Влюблённый, но дикий по природе младший Трапезников интуитивно почувствовал это и бежал от страха.
Миля неуверенно шагнула вперёд, попыталась дотянуться до крюков, на которые вешали туши битых зверей, но промахнулась, потеряла едва появившееся равновесие и плашмя упала на бетон. Боли она не ощутила — не ойкнула, не застонала, поскольку тело ещё оставалось бесчувственным, лишь протянула руку к Ражному.
— Помоги мне встать…
Макс орал на улице, как ошпаренный, бессвязно, на одной ноте; ему в унисон орали гончаки в вольере и Люта на цепи.
Ражный тяжело вздохнул и все-таки подхватил Милю на руки, хотел уложить на поддон, однако ощутил слабое сопротивление ледяного тела.
— Согрей меня… Вынеси на улицу. Хочу к огню… Я мёрзну!
— Погоди немного, — сквозь стиснутые, сведённые ледяной судорогой зубы процедил он. — Ещё рано под звезды, душа вылетит. Ты снова умрёшь…

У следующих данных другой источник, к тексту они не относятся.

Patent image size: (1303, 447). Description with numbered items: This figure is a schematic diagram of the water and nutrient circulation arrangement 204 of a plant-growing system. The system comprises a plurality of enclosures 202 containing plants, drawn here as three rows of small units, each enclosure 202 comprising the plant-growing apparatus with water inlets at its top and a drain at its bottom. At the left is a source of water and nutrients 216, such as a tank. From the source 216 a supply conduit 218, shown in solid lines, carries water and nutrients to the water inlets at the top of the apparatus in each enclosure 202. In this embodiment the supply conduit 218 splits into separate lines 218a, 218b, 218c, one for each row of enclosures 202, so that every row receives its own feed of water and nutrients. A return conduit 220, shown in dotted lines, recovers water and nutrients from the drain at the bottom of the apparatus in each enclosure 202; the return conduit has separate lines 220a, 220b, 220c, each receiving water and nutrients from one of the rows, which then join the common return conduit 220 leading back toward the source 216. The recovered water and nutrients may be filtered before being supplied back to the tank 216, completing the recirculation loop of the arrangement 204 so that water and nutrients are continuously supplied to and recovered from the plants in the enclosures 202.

Она поняла, сразу же смирилась, намертво обхватила шею, хотя говорила слабо и казалась немощной.
— Тогда подержи на руках… От тебя идёт тепло. Состояние Правила было близко; ещё бы неделю тренировок на станке, и Ражный смог бы взлетать над землёй без помощи верёвок и противовесов. И сейчас, накануне решающего, второго поединка, да ещё не в своей вотчине, где проходил первый, а на чужбине, вот так, бездарно отдавать почти достигнутую подъёмную силу, высокую, космическую энергию было преступно и бессмысленно.
Тем более, перевоплощать её в тепло, дабы согреть мёртвое тело.

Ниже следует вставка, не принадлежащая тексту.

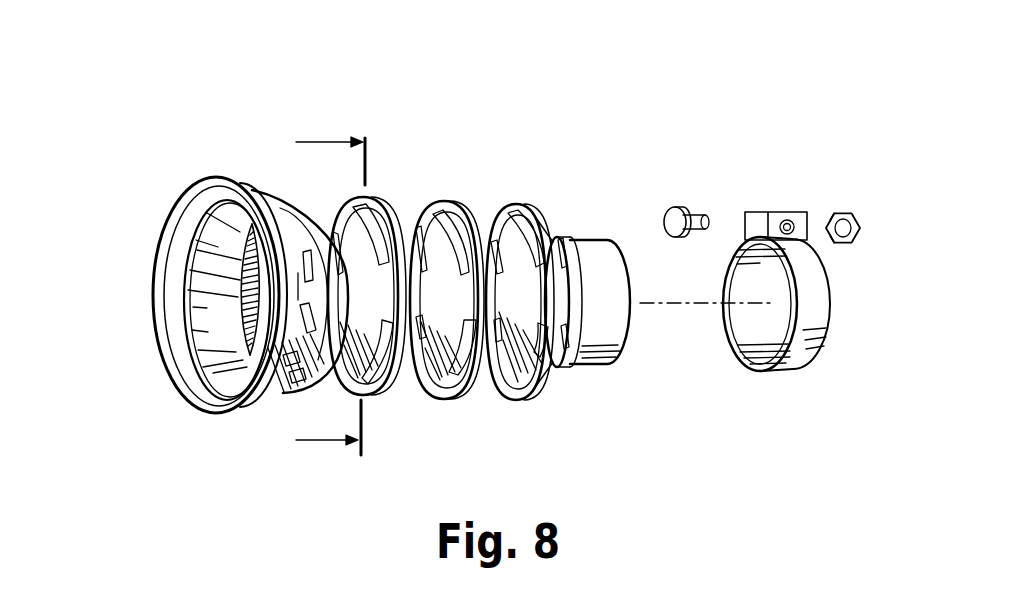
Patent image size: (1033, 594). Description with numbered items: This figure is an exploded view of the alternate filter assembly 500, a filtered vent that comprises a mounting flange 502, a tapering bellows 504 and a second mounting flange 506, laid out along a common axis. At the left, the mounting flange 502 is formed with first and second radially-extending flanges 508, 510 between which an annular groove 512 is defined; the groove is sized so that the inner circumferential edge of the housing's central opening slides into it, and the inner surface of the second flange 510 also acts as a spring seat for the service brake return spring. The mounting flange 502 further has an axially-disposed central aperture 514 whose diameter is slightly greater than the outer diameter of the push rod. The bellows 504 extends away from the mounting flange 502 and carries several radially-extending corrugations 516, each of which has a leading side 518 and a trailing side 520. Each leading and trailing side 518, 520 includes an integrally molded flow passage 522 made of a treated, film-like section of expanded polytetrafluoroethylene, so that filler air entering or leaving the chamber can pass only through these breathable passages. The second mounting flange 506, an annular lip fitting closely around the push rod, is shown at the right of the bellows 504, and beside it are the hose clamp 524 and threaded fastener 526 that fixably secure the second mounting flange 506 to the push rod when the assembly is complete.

The filter assembly 500 is at (489, 283).
The mounting flange 502 is at (385, 284).
The tapering bellows 504 is at (463, 286).
The second mounting flange 506 is at (608, 278).
The first radially-extending flange 508 is at (257, 407).
The second radially-extending flange 510 is at (176, 380).
The annular groove 512 is at (276, 208).
The central aperture 514 is at (210, 236).
The corrugations 516 is at (433, 237).
The leading side 518 is at (366, 250).
The trailing side 520 is at (495, 290).
The flow passage 522 is at (450, 224).
The hose clamp 524 is at (808, 298).
The threaded fastener 526 is at (683, 220).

Но и у костра, у самого живого огня Милю было не согреть, не разбудить жизнь в остывшем теле, куда волк загнал почти освободившуюся душу. И она, эта душа, чувствуя живительную силу, тянулась к ней, заставляла стучать ледяное сердце, двигаться омертвевшие мышцы.

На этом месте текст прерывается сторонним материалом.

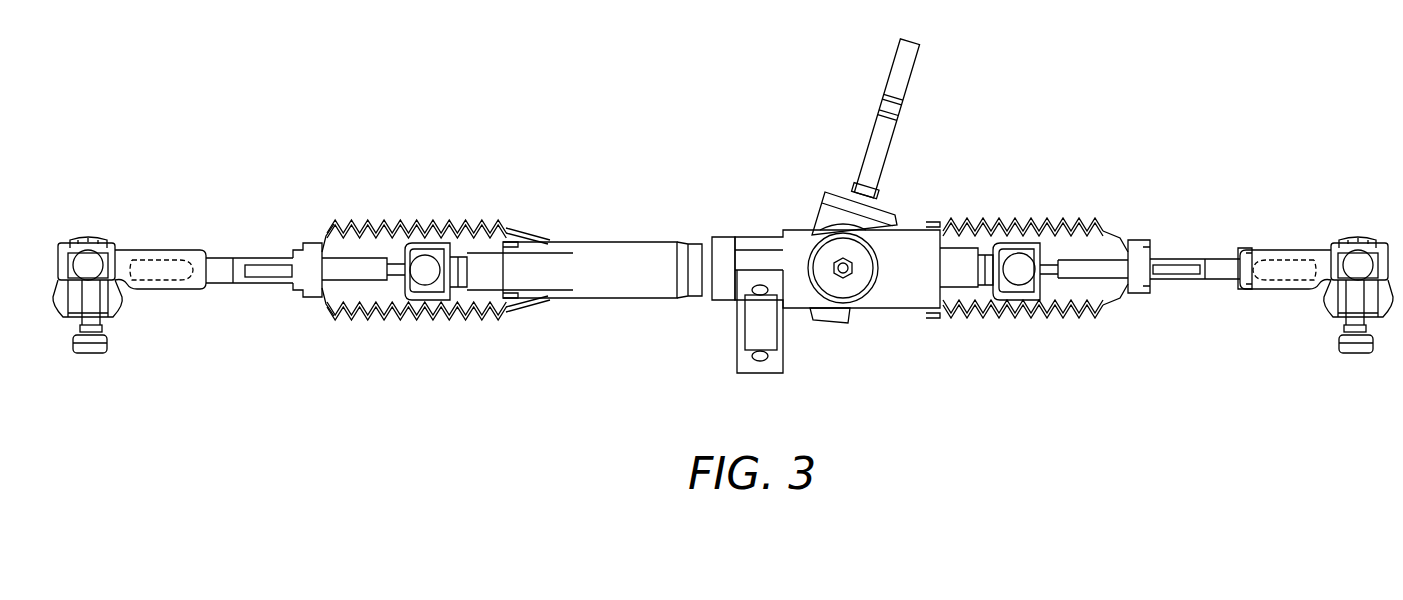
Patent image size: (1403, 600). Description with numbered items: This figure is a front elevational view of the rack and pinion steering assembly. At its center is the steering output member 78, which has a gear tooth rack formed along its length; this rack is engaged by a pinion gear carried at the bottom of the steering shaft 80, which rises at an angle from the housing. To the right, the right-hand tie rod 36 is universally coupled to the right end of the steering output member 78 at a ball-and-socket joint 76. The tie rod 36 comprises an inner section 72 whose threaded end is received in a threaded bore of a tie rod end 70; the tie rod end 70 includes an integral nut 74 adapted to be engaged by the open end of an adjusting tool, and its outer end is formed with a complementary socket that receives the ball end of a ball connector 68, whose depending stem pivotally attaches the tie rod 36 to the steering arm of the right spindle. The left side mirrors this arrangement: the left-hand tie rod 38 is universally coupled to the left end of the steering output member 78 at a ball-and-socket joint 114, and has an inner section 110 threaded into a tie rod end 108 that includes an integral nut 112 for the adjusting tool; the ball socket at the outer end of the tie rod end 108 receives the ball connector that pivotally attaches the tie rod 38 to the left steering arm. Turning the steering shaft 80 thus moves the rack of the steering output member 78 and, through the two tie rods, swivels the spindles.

The right-hand tie rod 36 is at (240, 256).
The left-hand tie rod 38 is at (1218, 257).
The ball connector 68 is at (98, 327).
The tie rod end 70 is at (123, 250).
The inner section 72 is at (270, 257).
The integral nut 74 is at (207, 292).
The ball-and-socket joint 76 is at (423, 230).
The steering output member 78 is at (527, 267).
The steering shaft 80 is at (908, 63).
The tie rod end 108 is at (1297, 250).
The inner section 110 is at (1083, 262).
The integral nut 112 is at (1243, 290).
The ball-and-socket joint 114 is at (1020, 243).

Она будила, давала ток ещё теплеющей крови в жилах…
— Я согреваюсь… Я согреваюсь, — бормотала воскресающая.
Энергия Правила уносилась в трубу, как радужная пыльца, созревшая и теперь сорванная с цветов сильным ветром. Однако он чувствовал, как горячеет её сердце и потеплевшая кровь медленно оживляет плоть.
И это чувство неожиданным образом замещало утрату силы, казалось восхитительным, так что он держал сжавшееся в эмбрион тельце на руках и, пользуясь темнотой, улыбался.
Он действительно однажды отогрел замёрзшего скворца и подарил девочке с редким именем — Фелиция…
Тем часом на улице в собачий лай вмешались голоса людей; чудилось, к «шайбе» бежит огромная, взбешённая толпа. Миля услышала, встрепенулась по-птичьи.
— Что это?.. Я слышу голос! Знакомый голос!
— Это твой возлюбленный Макс…
— Нет! Это… врач! — она прижалась ещё плотнее, и отогретые руки похолодели. — Не отдавай меня! Не хочу!..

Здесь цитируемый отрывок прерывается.